Mathews is that guy.
Mathews has rare ability at running back. It's only the third game of the season, but he's on pace for over 2,000-yards from scrimmage and 16 touchdowns, and that's with splitting way too much time with Mike Tolbert.
He's got the talent to make a defense consider that he could catch a screen, he could run it inside, he can run it outside, he can take an inside hand off and bounce it outside for big yardage, and he is a threat to score from anywhere on the field.
Hell, the guy might run a post pattern.
That versatility will help keep defenders out of Rivers face. Right now, nobody is falling for anything the Chargers do.
They know that the Chargers don't value five to seven yard gains. If you stop the big play and the run, what do the Chargers have?
Norv has begun to spin out of control with his uninspired, high risk play calling. Rivers is paying the price by getting slammed to the turf repeatedly. He might not last the season and many more interceptions are coming.
Where are the solid offensive red zone plays? Where are the plays designed to get you a good five yards on first down? Where are all of the quick passing plays that frustrate a defense because Rivers keeps getting rid of the ball too fast?
Turner needs to allow Rivers to rely on Mathews even more. Dare I say Mathews should get the ball close to 30 times a game? He should also copy the Patriots and allow Rivers to get rid of the ball much more quickly.
This run up the middle, run to the right, heave the ball down field offense is not doing Philip Rivers any favors.
Where are the plays designed to get five to seven yards? That's where Mathews and some of the smaller receivers like Bryan Walters or Patrick Crayton can help.
Right now, the play calling is making the offensive line look worse than it is and putting Rivers' health at risk and it's reflected in the below average point output seen by the Chargers this year.
The Chargers have averaged more than 24-points a game in each of the previous seven seasons, a feat not matched in NFL history.
Greatest offense ever.
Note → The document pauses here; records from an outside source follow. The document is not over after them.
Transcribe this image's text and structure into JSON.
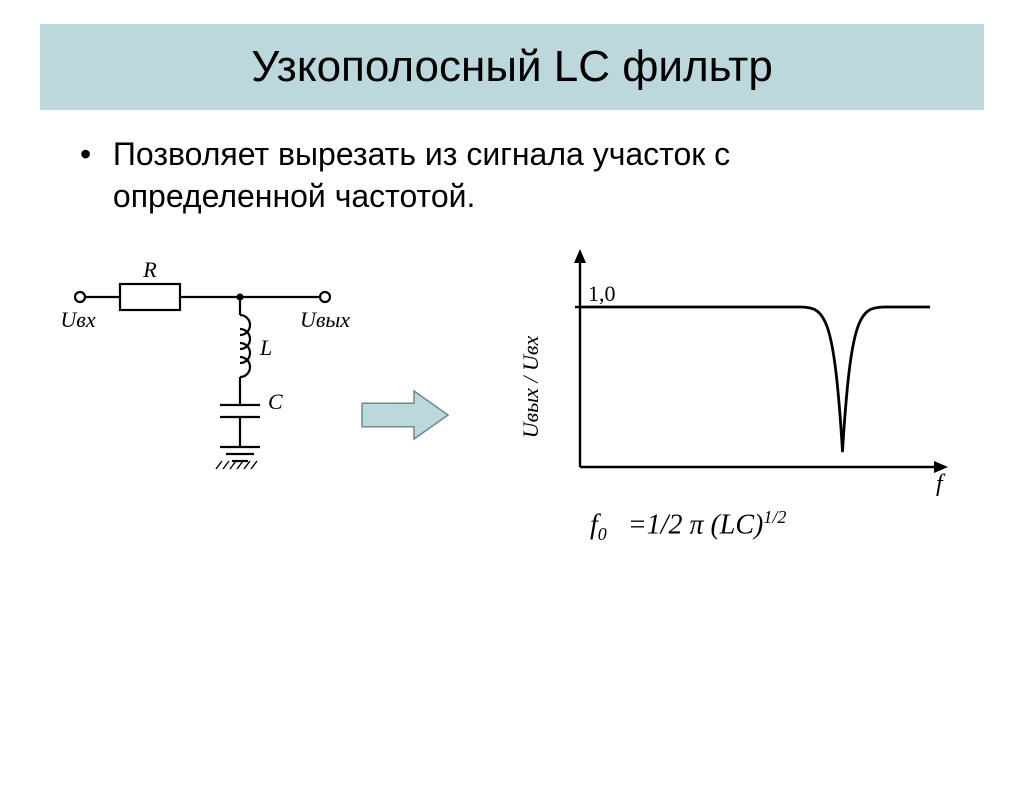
{
  "title": "Узкополосный LC фильтр",
  "bullet_text": "Позволяет вырезать из  сигнала участок с определенной частотой.",
  "colors": {
    "title_bg": "#bdd8dc",
    "arrow_fill": "#bdd8dc",
    "arrow_stroke": "#6e8a8f",
    "stroke": "#000000",
    "background": "#ffffff"
  },
  "circuit": {
    "labels": {
      "R": "R",
      "L": "L",
      "C": "C",
      "Uin": "Uвх",
      "Uout": "Uвых"
    },
    "stroke_width": 2.2
  },
  "arrow": {
    "width": 90,
    "height": 56
  },
  "graph": {
    "y_axis_label": "Uвых / Uвх",
    "y_tick_label": "1,0",
    "x_axis_label": "f",
    "plateau_y_ratio": 0.2,
    "notch_x_ratio": 0.75,
    "notch_depth_ratio": 0.92,
    "notch_halfwidth_ratio": 0.04,
    "axis_stroke_width": 2.4,
    "curve_stroke_width": 2.8
  },
  "formula": {
    "lhs_var": "f",
    "lhs_sub": "0",
    "rhs": " =1/2 π (LC)",
    "exponent": "1/2"
  }
}
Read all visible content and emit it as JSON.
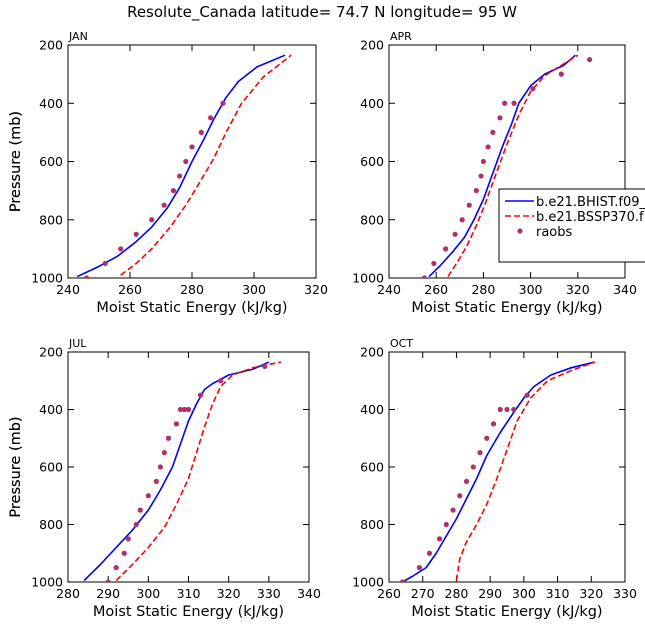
{
  "figure": {
    "title": "Resolute_Canada   latitude= 74.7 N longitude= 95 W"
  },
  "legend": {
    "entries": [
      {
        "label": "b.e21.BHIST.f09_",
        "color": "#0000ff",
        "style": "solid"
      },
      {
        "label": "b.e21.BSSP370.f",
        "color": "#ff0000",
        "style": "dashed"
      },
      {
        "label": "raobs",
        "color": "#b0306a",
        "style": "marker"
      }
    ]
  },
  "colors": {
    "hist": "#0000ff",
    "ssp": "#ff0000",
    "raobs": "#b0306a"
  },
  "chart_data": [
    {
      "type": "line",
      "panel_label": "JAN",
      "xlabel": "Moist Static Energy (kJ/kg)",
      "ylabel": "Pressure (mb)",
      "xlim": [
        240,
        320
      ],
      "ylim": [
        1000,
        200
      ],
      "xticks": [
        "240",
        "260",
        "280",
        "300",
        "320"
      ],
      "yticks": [
        "200",
        "400",
        "600",
        "800",
        "1000"
      ],
      "series": [
        {
          "name": "b.e21.BHIST.f09_",
          "style": "solid",
          "x": [
            243,
            250,
            256,
            262,
            267,
            272,
            276,
            280,
            284,
            287,
            291,
            295,
            301,
            310
          ],
          "y": [
            995,
            960,
            925,
            875,
            825,
            760,
            690,
            600,
            520,
            455,
            380,
            325,
            275,
            235
          ]
        },
        {
          "name": "b.e21.BSSP370.f",
          "style": "dashed",
          "x": [
            257,
            262,
            267,
            273,
            278,
            282,
            287,
            291,
            296,
            303,
            312
          ],
          "y": [
            990,
            950,
            900,
            825,
            750,
            680,
            590,
            500,
            400,
            310,
            235
          ]
        },
        {
          "name": "raobs",
          "style": "marker",
          "x": [
            246,
            252,
            257,
            262,
            267,
            271,
            274,
            276,
            278,
            280,
            283,
            286,
            290
          ],
          "y": [
            1000,
            950,
            900,
            850,
            800,
            750,
            700,
            650,
            600,
            550,
            500,
            450,
            400
          ]
        }
      ]
    },
    {
      "type": "line",
      "panel_label": "APR",
      "xlabel": "Moist Static Energy (kJ/kg)",
      "ylabel": "Pressure (mb)",
      "xlim": [
        240,
        340
      ],
      "ylim": [
        1000,
        200
      ],
      "xticks": [
        "240",
        "260",
        "280",
        "300",
        "320",
        "340"
      ],
      "yticks": [
        "200",
        "400",
        "600",
        "800",
        "1000"
      ],
      "series": [
        {
          "name": "b.e21.BHIST.f09_",
          "style": "solid",
          "x": [
            257,
            262,
            267,
            272,
            276,
            280,
            284,
            288,
            292,
            295,
            300,
            306,
            314,
            319
          ],
          "y": [
            995,
            955,
            910,
            860,
            800,
            730,
            640,
            550,
            470,
            400,
            340,
            300,
            270,
            235
          ]
        },
        {
          "name": "b.e21.BSSP370.f",
          "style": "dashed",
          "x": [
            265,
            269,
            273,
            277,
            281,
            285,
            290,
            295,
            300,
            306,
            313,
            320
          ],
          "y": [
            995,
            945,
            890,
            820,
            740,
            650,
            540,
            440,
            360,
            305,
            270,
            235
          ]
        },
        {
          "name": "raobs",
          "style": "marker",
          "x": [
            255,
            259,
            264,
            268,
            271,
            274,
            277,
            279,
            280,
            282,
            284,
            287,
            289,
            293,
            301,
            313,
            325
          ],
          "y": [
            1000,
            950,
            900,
            850,
            800,
            750,
            700,
            650,
            600,
            550,
            500,
            450,
            400,
            400,
            350,
            300,
            250
          ]
        }
      ]
    },
    {
      "type": "line",
      "panel_label": "JUL",
      "xlabel": "Moist Static Energy (kJ/kg)",
      "ylabel": "Pressure (mb)",
      "xlim": [
        280,
        340
      ],
      "ylim": [
        1000,
        200
      ],
      "xticks": [
        "280",
        "290",
        "300",
        "310",
        "320",
        "330",
        "340"
      ],
      "yticks": [
        "200",
        "400",
        "600",
        "800",
        "1000"
      ],
      "series": [
        {
          "name": "b.e21.BHIST.f09_",
          "style": "solid",
          "x": [
            284,
            288,
            292,
            296,
            300,
            303,
            306,
            308,
            310,
            312,
            314,
            316,
            320,
            326,
            330
          ],
          "y": [
            995,
            940,
            880,
            820,
            750,
            680,
            600,
            520,
            440,
            380,
            330,
            310,
            280,
            260,
            235
          ]
        },
        {
          "name": "b.e21.BSSP370.f",
          "style": "dashed",
          "x": [
            292,
            296,
            300,
            304,
            307,
            310,
            312,
            314,
            316,
            318,
            321,
            326,
            333
          ],
          "y": [
            995,
            940,
            880,
            810,
            730,
            640,
            550,
            460,
            380,
            320,
            280,
            255,
            235
          ]
        },
        {
          "name": "raobs",
          "style": "marker",
          "x": [
            290,
            292,
            294,
            295,
            297,
            298,
            300,
            302,
            303,
            304,
            305,
            307,
            308,
            309,
            310,
            313,
            318,
            329
          ],
          "y": [
            1000,
            950,
            900,
            850,
            800,
            750,
            700,
            650,
            600,
            550,
            500,
            450,
            400,
            400,
            400,
            350,
            300,
            250
          ]
        }
      ]
    },
    {
      "type": "line",
      "panel_label": "OCT",
      "xlabel": "Moist Static Energy (kJ/kg)",
      "ylabel": "Pressure (mb)",
      "xlim": [
        260,
        330
      ],
      "ylim": [
        1000,
        200
      ],
      "xticks": [
        "260",
        "270",
        "280",
        "290",
        "300",
        "310",
        "320",
        "330"
      ],
      "yticks": [
        "200",
        "400",
        "600",
        "800",
        "1000"
      ],
      "series": [
        {
          "name": "b.e21.BHIST.f09_",
          "style": "solid",
          "x": [
            264,
            267,
            271,
            274,
            277,
            280,
            283,
            286,
            289,
            293,
            297,
            300,
            303,
            308,
            314,
            321
          ],
          "y": [
            1000,
            980,
            950,
            900,
            840,
            780,
            710,
            640,
            560,
            480,
            410,
            360,
            320,
            280,
            255,
            235
          ]
        },
        {
          "name": "b.e21.BSSP370.f",
          "style": "dashed",
          "x": [
            280,
            281,
            283,
            286,
            289,
            292,
            295,
            298,
            302,
            307,
            314,
            321
          ],
          "y": [
            995,
            920,
            860,
            800,
            730,
            640,
            540,
            440,
            360,
            300,
            265,
            235
          ]
        },
        {
          "name": "raobs",
          "style": "marker",
          "x": [
            264,
            269,
            272,
            275,
            277,
            279,
            281,
            283,
            285,
            287,
            289,
            291,
            293,
            295,
            297,
            301
          ],
          "y": [
            1000,
            950,
            900,
            850,
            800,
            750,
            700,
            650,
            600,
            550,
            500,
            450,
            400,
            400,
            400,
            350
          ]
        }
      ]
    }
  ]
}
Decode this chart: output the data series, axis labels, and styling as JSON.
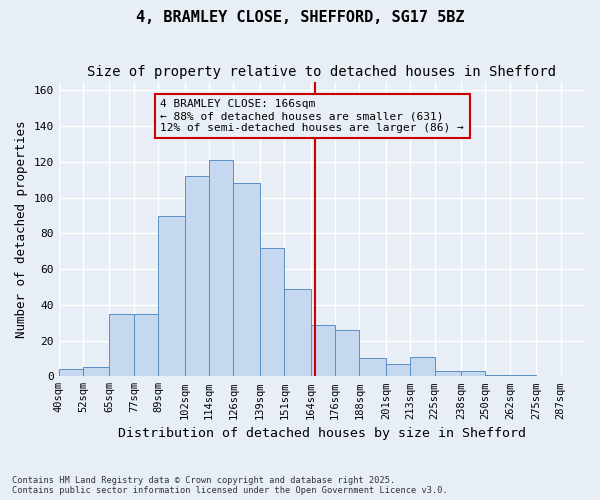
{
  "title": "4, BRAMLEY CLOSE, SHEFFORD, SG17 5BZ",
  "subtitle": "Size of property relative to detached houses in Shefford",
  "xlabel": "Distribution of detached houses by size in Shefford",
  "ylabel": "Number of detached properties",
  "footnote1": "Contains HM Land Registry data © Crown copyright and database right 2025.",
  "footnote2": "Contains public sector information licensed under the Open Government Licence v3.0.",
  "bin_labels": [
    "40sqm",
    "52sqm",
    "65sqm",
    "77sqm",
    "89sqm",
    "102sqm",
    "114sqm",
    "126sqm",
    "139sqm",
    "151sqm",
    "164sqm",
    "176sqm",
    "188sqm",
    "201sqm",
    "213sqm",
    "225sqm",
    "238sqm",
    "250sqm",
    "262sqm",
    "275sqm",
    "287sqm"
  ],
  "bar_values": [
    4,
    5,
    35,
    35,
    90,
    112,
    121,
    108,
    72,
    49,
    29,
    26,
    10,
    7,
    11,
    3,
    3,
    1,
    1,
    0,
    0
  ],
  "bin_edges": [
    40,
    52,
    65,
    77,
    89,
    102,
    114,
    126,
    139,
    151,
    164,
    176,
    188,
    201,
    213,
    225,
    238,
    250,
    262,
    275,
    287,
    299
  ],
  "bar_color": "#c5d8ef",
  "bar_edge_color": "#5a8fc5",
  "property_size": 166,
  "vline_color": "#cc0000",
  "annotation_text": "4 BRAMLEY CLOSE: 166sqm\n← 88% of detached houses are smaller (631)\n12% of semi-detached houses are larger (86) →",
  "ylim": [
    0,
    165
  ],
  "bg_color": "#e8eef5",
  "grid_color": "#ffffff",
  "title_fontsize": 11,
  "subtitle_fontsize": 10,
  "axis_fontsize": 9,
  "tick_fontsize": 7.5,
  "annotation_fontsize": 8
}
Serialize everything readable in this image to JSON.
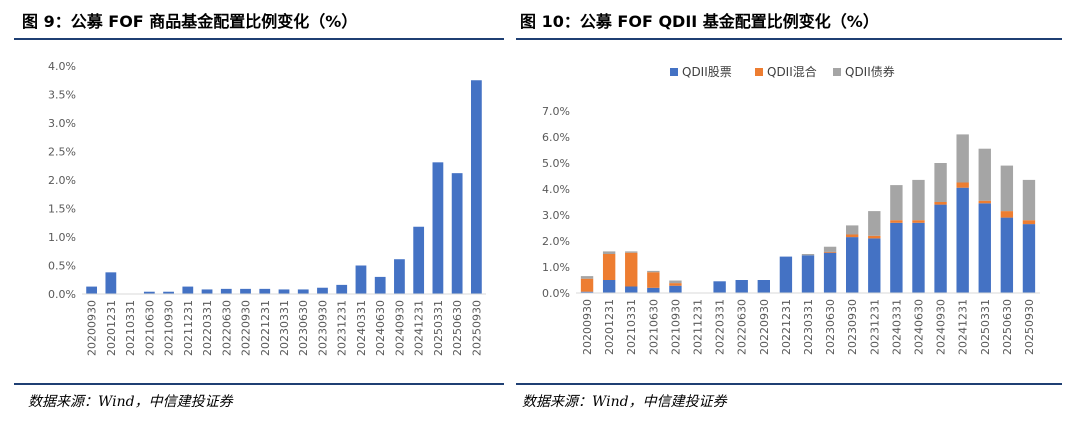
{
  "left": {
    "title": "图 9：公募 FOF 商品基金配置比例变化（%）",
    "source": "数据来源：Wind，中信建投证券"
  },
  "right": {
    "title": "图 10：公募 FOF QDII 基金配置比例变化（%）",
    "source": "数据来源：Wind，中信建投证券"
  },
  "colors": {
    "blue": "#4472c4",
    "orange": "#ed7d31",
    "gray": "#a5a5a5",
    "rule": "#1f3f73"
  },
  "chart_data": [
    {
      "type": "bar",
      "title": "",
      "categories": [
        "20200930",
        "20201231",
        "20210331",
        "20210630",
        "20210930",
        "20211231",
        "20220331",
        "20220630",
        "20220930",
        "20221231",
        "20230331",
        "20230630",
        "20230930",
        "20231231",
        "20240331",
        "20240630",
        "20240930",
        "20241231",
        "20250331",
        "20250630",
        "20250930"
      ],
      "values": [
        0.13,
        0.38,
        0.0,
        0.04,
        0.04,
        0.13,
        0.08,
        0.09,
        0.09,
        0.09,
        0.08,
        0.08,
        0.11,
        0.16,
        0.5,
        0.3,
        0.61,
        1.18,
        2.31,
        2.12,
        3.75
      ],
      "yticks": [
        "0.0%",
        "0.5%",
        "1.0%",
        "1.5%",
        "2.0%",
        "2.5%",
        "3.0%",
        "3.5%",
        "4.0%"
      ],
      "ylim": [
        0,
        4.0
      ],
      "grid": false,
      "legend": "none"
    },
    {
      "type": "bar",
      "stacked": true,
      "title": "",
      "categories": [
        "20200930",
        "20201231",
        "20210331",
        "20210630",
        "20210930",
        "20211231",
        "20220331",
        "20220630",
        "20220930",
        "20221231",
        "20230331",
        "20230630",
        "20230930",
        "20231231",
        "20240331",
        "20240630",
        "20240930",
        "20241231",
        "20250331",
        "20250630",
        "20250930"
      ],
      "series": [
        {
          "name": "QDII股票",
          "values": [
            0.05,
            0.5,
            0.25,
            0.2,
            0.28,
            0.0,
            0.45,
            0.5,
            0.5,
            1.4,
            1.45,
            1.55,
            2.15,
            2.1,
            2.7,
            2.7,
            3.4,
            4.05,
            3.45,
            2.9,
            2.65
          ]
        },
        {
          "name": "QDII混合",
          "values": [
            0.5,
            1.0,
            1.3,
            0.6,
            0.1,
            0.0,
            0.0,
            0.0,
            0.0,
            0.0,
            0.0,
            0.03,
            0.1,
            0.1,
            0.1,
            0.1,
            0.1,
            0.2,
            0.1,
            0.25,
            0.15
          ]
        },
        {
          "name": "QDII债券",
          "values": [
            0.1,
            0.1,
            0.05,
            0.05,
            0.1,
            0.0,
            0.0,
            0.0,
            0.0,
            0.0,
            0.05,
            0.2,
            0.35,
            0.95,
            1.35,
            1.55,
            1.5,
            1.85,
            2.0,
            1.75,
            1.55
          ]
        }
      ],
      "yticks": [
        "0.0%",
        "1.0%",
        "2.0%",
        "3.0%",
        "4.0%",
        "5.0%",
        "6.0%",
        "7.0%"
      ],
      "ylim": [
        0,
        7.0
      ],
      "grid": false,
      "legend": "top"
    }
  ]
}
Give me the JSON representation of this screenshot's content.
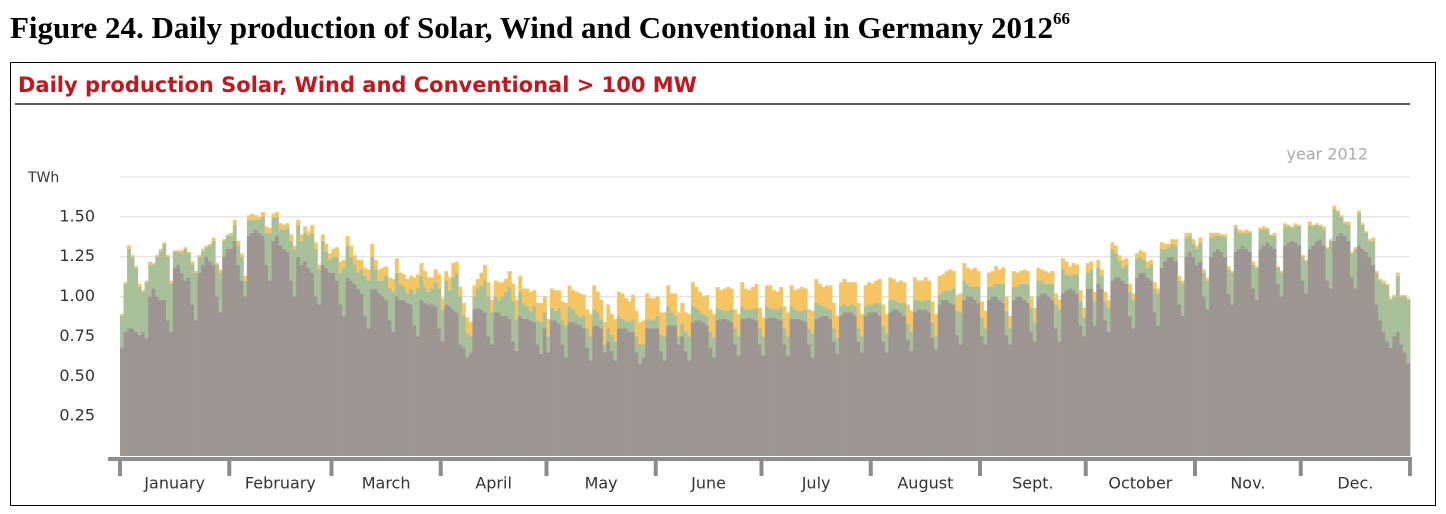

They're averaging 22 points a game this season.
I was listening to the Scott and BR show on Double X 1090 this morning and I happened to catch my favorite caller who is known as The Rocket Scientist Brain Surgeon or RSBS for short.
RSBS (mistakenly it's assumed) called the Turner's offensive approach "three clouds and a yard of dust" which is what I may start calling it, or better yet "two yards and a cloud of dust" (run, run, pass).
Either way it's usually two uncreative running plays and a long heave down the field for the Chargers in the first half of games.